Но. У меня впечатление (точнее, я знаю, уверен на двести процентов), но не так-то все просто. Что фотограф хотел сказать абсолютно не то, что все поняли (все просто сделали из этого банальную рекламу, потому что банальную рекламу принято делать вообще из всего — ценного и не очень). Никто не разглядел цельного замысла. Которому соответствовало абсолютно все на этой фотке. Вплоть до последней вмятины и пятнышек коррозийного цветения на сине-белой дверце.

В принципе, нельзя сказать, что я сам поймал посыл неизвестного фотографа в той мере, в какой он был задуман. Все сводилось на уровень ощущений. Но ощущения того стоили.

Я имею в виду: мне бы очень хотелось оказаться на месте этой чиксы (пусть даже трижды надуманной, придуманной, позирующей и нанятой через средней элитарности модельное агентство), в жизни которой был тот запечатленный на пленку день и тот «Фольксваген». За грязевыми потеками и потрескавшимся от времени стеклом я разглядел то, ради чего стоит жить — пусть даже суррогатное и инсталлированное в чьих-то рекламно-имиджевых целях.

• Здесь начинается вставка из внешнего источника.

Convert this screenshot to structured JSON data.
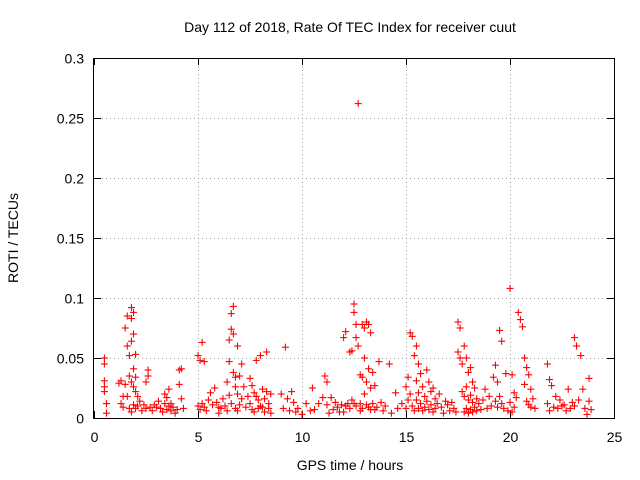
{
  "chart_data": {
    "type": "scatter",
    "title": "Day 112 of 2018, Rate Of TEC Index for receiver cuut",
    "xlabel": "GPS time / hours",
    "ylabel": "ROTI / TECUs",
    "xlim": [
      0,
      25
    ],
    "ylim": [
      0,
      0.3
    ],
    "xticks": [
      0,
      5,
      10,
      15,
      20,
      25
    ],
    "xtick_labels": [
      "0",
      "5",
      "10",
      "15",
      "20",
      "25"
    ],
    "yticks": [
      0,
      0.05,
      0.1,
      0.15,
      0.2,
      0.25,
      0.3
    ],
    "ytick_labels": [
      "0",
      "0.05",
      "0.1",
      "0.15",
      "0.2",
      "0.25",
      "0.3"
    ],
    "grid": true,
    "marker": "+",
    "color": "#ff0000",
    "series": [
      {
        "name": "ROTI",
        "x": [
          0.5,
          0.5,
          0.5,
          0.5,
          0.5,
          0.6,
          0.6,
          1.2,
          1.3,
          1.3,
          1.4,
          1.4,
          1.5,
          1.5,
          1.6,
          1.6,
          1.6,
          1.7,
          1.7,
          1.7,
          1.8,
          1.8,
          1.8,
          1.8,
          1.8,
          1.9,
          1.9,
          1.9,
          1.9,
          1.9,
          2.0,
          2.0,
          2.0,
          2.0,
          2.1,
          2.1,
          2.2,
          2.3,
          2.4,
          2.5,
          2.5,
          2.6,
          2.6,
          2.7,
          2.8,
          2.9,
          3.0,
          3.1,
          3.2,
          3.3,
          3.4,
          3.4,
          3.5,
          3.5,
          3.6,
          3.6,
          3.7,
          3.7,
          3.8,
          3.9,
          4.0,
          4.1,
          4.1,
          4.2,
          4.2,
          4.3,
          5.0,
          5.0,
          5.1,
          5.1,
          5.2,
          5.2,
          5.3,
          5.3,
          5.4,
          5.5,
          5.6,
          5.7,
          5.8,
          5.9,
          6.0,
          6.0,
          6.1,
          6.2,
          6.3,
          6.4,
          6.4,
          6.5,
          6.5,
          6.5,
          6.6,
          6.6,
          6.6,
          6.7,
          6.7,
          6.7,
          6.8,
          6.8,
          6.8,
          6.9,
          6.9,
          6.9,
          7.0,
          7.0,
          7.1,
          7.1,
          7.2,
          7.3,
          7.4,
          7.5,
          7.5,
          7.6,
          7.6,
          7.7,
          7.7,
          7.8,
          7.8,
          7.9,
          7.9,
          8.0,
          8.0,
          8.1,
          8.1,
          8.2,
          8.2,
          8.3,
          8.3,
          8.4,
          8.4,
          8.5,
          8.5,
          9.0,
          9.1,
          9.2,
          9.3,
          9.4,
          9.5,
          9.6,
          9.7,
          9.8,
          10.0,
          10.2,
          10.4,
          10.5,
          10.6,
          10.8,
          11.0,
          11.1,
          11.2,
          11.2,
          11.3,
          11.4,
          11.5,
          11.6,
          11.7,
          11.8,
          11.9,
          12.0,
          12.0,
          12.1,
          12.1,
          12.2,
          12.3,
          12.3,
          12.4,
          12.4,
          12.5,
          12.5,
          12.5,
          12.6,
          12.6,
          12.6,
          12.7,
          12.7,
          12.8,
          12.8,
          12.8,
          12.9,
          12.9,
          12.9,
          13.0,
          13.0,
          13.0,
          13.1,
          13.1,
          13.1,
          13.2,
          13.2,
          13.2,
          13.3,
          13.3,
          13.3,
          13.4,
          13.4,
          13.5,
          13.5,
          13.6,
          13.7,
          13.8,
          13.9,
          14.0,
          14.2,
          14.3,
          14.5,
          14.6,
          14.8,
          15.0,
          15.0,
          15.1,
          15.1,
          15.2,
          15.2,
          15.3,
          15.3,
          15.4,
          15.4,
          15.5,
          15.5,
          15.5,
          15.6,
          15.6,
          15.6,
          15.7,
          15.7,
          15.8,
          15.8,
          15.9,
          15.9,
          16.0,
          16.0,
          16.1,
          16.1,
          16.2,
          16.2,
          16.3,
          16.3,
          16.4,
          16.4,
          16.5,
          16.6,
          16.7,
          16.8,
          16.9,
          17.0,
          17.1,
          17.2,
          17.3,
          17.4,
          17.5,
          17.5,
          17.6,
          17.6,
          17.7,
          17.7,
          17.8,
          17.8,
          17.8,
          17.9,
          17.9,
          17.9,
          18.0,
          18.0,
          18.0,
          18.1,
          18.1,
          18.1,
          18.2,
          18.2,
          18.2,
          18.3,
          18.3,
          18.4,
          18.4,
          18.5,
          18.6,
          18.7,
          18.8,
          18.9,
          19.0,
          19.1,
          19.2,
          19.3,
          19.3,
          19.4,
          19.4,
          19.5,
          19.5,
          19.6,
          19.6,
          19.7,
          19.8,
          19.9,
          20.0,
          20.0,
          20.1,
          20.1,
          20.2,
          20.2,
          20.3,
          20.4,
          20.5,
          20.6,
          20.7,
          20.7,
          20.8,
          20.8,
          20.9,
          20.9,
          21.0,
          21.0,
          21.1,
          21.2,
          21.8,
          21.8,
          21.9,
          21.9,
          22.0,
          22.1,
          22.2,
          22.3,
          22.4,
          22.5,
          22.6,
          22.7,
          22.8,
          22.9,
          23.0,
          23.1,
          23.1,
          23.2,
          23.3,
          23.4,
          23.5,
          23.6,
          23.7,
          23.8,
          23.8,
          23.9
        ],
        "y": [
          0.05,
          0.045,
          0.031,
          0.026,
          0.022,
          0.004,
          0.012,
          0.029,
          0.031,
          0.012,
          0.018,
          0.009,
          0.028,
          0.075,
          0.085,
          0.06,
          0.018,
          0.052,
          0.035,
          0.008,
          0.092,
          0.083,
          0.064,
          0.03,
          0.005,
          0.088,
          0.07,
          0.041,
          0.026,
          0.011,
          0.053,
          0.034,
          0.022,
          0.008,
          0.018,
          0.01,
          0.014,
          0.006,
          0.011,
          0.03,
          0.008,
          0.04,
          0.035,
          0.009,
          0.006,
          0.011,
          0.009,
          0.014,
          0.008,
          0.005,
          0.02,
          0.012,
          0.017,
          0.007,
          0.024,
          0.01,
          0.006,
          0.012,
          0.009,
          0.004,
          0.007,
          0.04,
          0.028,
          0.041,
          0.016,
          0.008,
          0.052,
          0.01,
          0.048,
          0.007,
          0.063,
          0.012,
          0.047,
          0.009,
          0.006,
          0.015,
          0.021,
          0.011,
          0.025,
          0.013,
          0.009,
          0.004,
          0.008,
          0.016,
          0.01,
          0.006,
          0.03,
          0.065,
          0.047,
          0.019,
          0.087,
          0.074,
          0.012,
          0.093,
          0.07,
          0.038,
          0.034,
          0.026,
          0.008,
          0.06,
          0.02,
          0.006,
          0.035,
          0.011,
          0.045,
          0.016,
          0.026,
          0.009,
          0.018,
          0.033,
          0.012,
          0.027,
          0.007,
          0.021,
          0.005,
          0.048,
          0.018,
          0.015,
          0.008,
          0.052,
          0.01,
          0.009,
          0.024,
          0.016,
          0.005,
          0.055,
          0.022,
          0.012,
          0.008,
          0.02,
          0.004,
          0.02,
          0.008,
          0.059,
          0.016,
          0.006,
          0.022,
          0.013,
          0.005,
          0.008,
          0.003,
          0.012,
          0.006,
          0.025,
          0.007,
          0.012,
          0.017,
          0.035,
          0.03,
          0.011,
          0.004,
          0.017,
          0.007,
          0.013,
          0.009,
          0.005,
          0.011,
          0.067,
          0.005,
          0.072,
          0.01,
          0.012,
          0.055,
          0.008,
          0.056,
          0.015,
          0.095,
          0.088,
          0.012,
          0.078,
          0.067,
          0.01,
          0.262,
          0.06,
          0.036,
          0.012,
          0.006,
          0.078,
          0.034,
          0.008,
          0.075,
          0.05,
          0.02,
          0.08,
          0.03,
          0.011,
          0.078,
          0.041,
          0.009,
          0.071,
          0.025,
          0.007,
          0.038,
          0.012,
          0.027,
          0.007,
          0.009,
          0.047,
          0.013,
          0.006,
          0.01,
          0.045,
          0.004,
          0.021,
          0.008,
          0.012,
          0.026,
          0.008,
          0.034,
          0.015,
          0.071,
          0.02,
          0.068,
          0.01,
          0.052,
          0.006,
          0.06,
          0.031,
          0.015,
          0.045,
          0.021,
          0.008,
          0.037,
          0.012,
          0.026,
          0.006,
          0.018,
          0.009,
          0.04,
          0.014,
          0.03,
          0.007,
          0.022,
          0.011,
          0.025,
          0.005,
          0.016,
          0.008,
          0.012,
          0.02,
          0.009,
          0.004,
          0.014,
          0.011,
          0.006,
          0.013,
          0.008,
          0.005,
          0.08,
          0.055,
          0.075,
          0.05,
          0.045,
          0.022,
          0.06,
          0.018,
          0.005,
          0.05,
          0.026,
          0.008,
          0.038,
          0.015,
          0.004,
          0.042,
          0.019,
          0.007,
          0.03,
          0.013,
          0.005,
          0.025,
          0.009,
          0.016,
          0.006,
          0.012,
          0.007,
          0.015,
          0.024,
          0.008,
          0.018,
          0.01,
          0.034,
          0.044,
          0.014,
          0.03,
          0.009,
          0.073,
          0.018,
          0.064,
          0.012,
          0.008,
          0.037,
          0.006,
          0.108,
          0.013,
          0.036,
          0.005,
          0.021,
          0.009,
          0.017,
          0.088,
          0.082,
          0.076,
          0.05,
          0.028,
          0.042,
          0.014,
          0.036,
          0.011,
          0.024,
          0.009,
          0.016,
          0.008,
          0.045,
          0.012,
          0.032,
          0.006,
          0.027,
          0.009,
          0.018,
          0.008,
          0.015,
          0.01,
          0.011,
          0.006,
          0.024,
          0.008,
          0.013,
          0.067,
          0.01,
          0.06,
          0.015,
          0.052,
          0.024,
          0.008,
          0.003,
          0.033,
          0.014,
          0.007
        ]
      }
    ]
  }
}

Жаль, что я не бывал здесь раньше. В то время, когда жила моя сестренка. Еще одна вещь, которую я не сделал: мне стоило привести ее сюда и показать эту примитивную фотку за грязным стеклом. Кто знает — может, вглядись она в нее на несколько минут, все сложилось бы иначе… Но — проехали.

В моей жизни был другой «Фольксваген». «Жук», несколько минут назад скрывшийся за поворотом и уехавший в сторону от центра. Джанки со спичками наверняка углядел бы в этом Знак, Символ и Глобальную Связь.

Я неспешно двинулся вдоль по улице по направлению к центру. Направление к центру: оно было предполагаемым, потому как мне все никак не удавалось идентифицировать мое местонахождение. Вывесок на стенах сталинских домов не наблюдалось, да они бы в любом случае вряд ли о чем-нибудь мне сказали.

В окружающем меня пространстве что-то изменилось. Не могу точно сказать, что именно. Наверное, воздух: его молекулы казались более разреженными. Какими-то более фиолетовыми, что ли. С примесью кварцевого излучения. Я тихо двигался по улице в (предполагаемую) сторону центра, боясь признаться самому себе в том, что сегодня это уже со мной происходило.

Улицу я все никак не мог узнать. Хотя уверен: большинство людей были бы не в состоянии отличить одну московскую улицу от другой, попади они туда так же, как я — спонтанно и вне контекста. Если речь, конечно, не идет о Тверской или каком-нибудь Кутузовском проспекте с триумфальной аркой.